= STANAG 4569 =

NATO standard for vehicle protection

NATO AEP-55 STANAG 4569 is a NATO Standardization Agreement covering the standards for the "Protection Levels for Occupants of Logistic and Light Armored Vehicles".

The standard covers strikes from kinetic energy, artillery and IED blasts.

== STANAG 4569 Protection Levels ==
Sources:

==Level 1==

===Kinetic Energy===
7.62×51mm NATO Ball (Ball M80) at 30 meters with velocity 833 ± 20 m/s

5.56×45mm NATO Ball (SS109) at 30 meters with a velocity of 900 ± 20 m/s

5.56×45mm NATO Ball (M193) at 30 meters with a velocity of 937 ± 20m/s

Protection against all three threats must be provided.
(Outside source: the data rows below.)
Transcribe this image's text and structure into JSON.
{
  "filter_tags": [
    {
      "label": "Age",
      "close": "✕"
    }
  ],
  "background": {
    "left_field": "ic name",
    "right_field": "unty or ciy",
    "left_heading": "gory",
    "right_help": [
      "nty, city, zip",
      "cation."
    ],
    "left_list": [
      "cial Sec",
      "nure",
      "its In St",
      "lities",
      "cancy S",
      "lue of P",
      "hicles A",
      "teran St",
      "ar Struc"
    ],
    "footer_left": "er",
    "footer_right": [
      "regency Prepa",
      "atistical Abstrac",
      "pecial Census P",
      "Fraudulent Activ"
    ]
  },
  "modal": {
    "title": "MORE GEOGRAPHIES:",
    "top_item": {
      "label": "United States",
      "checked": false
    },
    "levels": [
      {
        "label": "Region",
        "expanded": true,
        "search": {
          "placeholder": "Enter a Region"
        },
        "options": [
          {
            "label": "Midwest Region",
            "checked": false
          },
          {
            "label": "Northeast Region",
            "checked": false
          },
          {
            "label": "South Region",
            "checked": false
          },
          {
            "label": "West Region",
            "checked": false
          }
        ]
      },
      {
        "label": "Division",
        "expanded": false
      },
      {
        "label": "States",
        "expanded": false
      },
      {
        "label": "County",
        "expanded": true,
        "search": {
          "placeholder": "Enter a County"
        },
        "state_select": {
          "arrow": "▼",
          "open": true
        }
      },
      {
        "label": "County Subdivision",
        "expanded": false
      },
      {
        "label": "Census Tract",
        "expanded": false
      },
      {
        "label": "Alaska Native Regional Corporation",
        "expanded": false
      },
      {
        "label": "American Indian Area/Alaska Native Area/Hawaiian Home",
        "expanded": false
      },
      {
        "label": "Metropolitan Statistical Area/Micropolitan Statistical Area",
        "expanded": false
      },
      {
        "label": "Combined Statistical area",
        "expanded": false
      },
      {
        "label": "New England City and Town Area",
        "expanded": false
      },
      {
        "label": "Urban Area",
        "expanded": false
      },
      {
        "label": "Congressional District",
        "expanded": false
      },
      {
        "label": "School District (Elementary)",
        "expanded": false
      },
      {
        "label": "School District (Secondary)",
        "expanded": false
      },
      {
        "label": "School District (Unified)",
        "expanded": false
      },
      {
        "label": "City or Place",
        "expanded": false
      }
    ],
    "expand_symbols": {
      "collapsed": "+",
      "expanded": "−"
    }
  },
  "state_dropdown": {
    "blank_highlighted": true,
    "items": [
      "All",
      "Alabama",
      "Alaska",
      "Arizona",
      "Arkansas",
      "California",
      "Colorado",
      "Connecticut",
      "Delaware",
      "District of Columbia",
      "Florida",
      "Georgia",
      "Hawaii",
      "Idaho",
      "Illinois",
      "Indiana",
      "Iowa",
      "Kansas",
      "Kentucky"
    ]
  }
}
===Grenade and Mine Blast===
Hand grenades, unexploded artillery fragmenting submunitions, and other small anti personnel explosive devices detonated under the vehicle.

===Artillery===
155 mm High Explosive at 100 m

Angle: Azimuth 360°; elevation: 0–18°

==Level 2==

===Kinetic Energy===
7.62×39mm API BZ at 30 meters with 695 ± 20 m/s

===Grenade and Mine Blast Threat===
6 kg (explosive mass) Blast AT Mine:

2a – Mine Explosion pressure activated under any wheel or track location.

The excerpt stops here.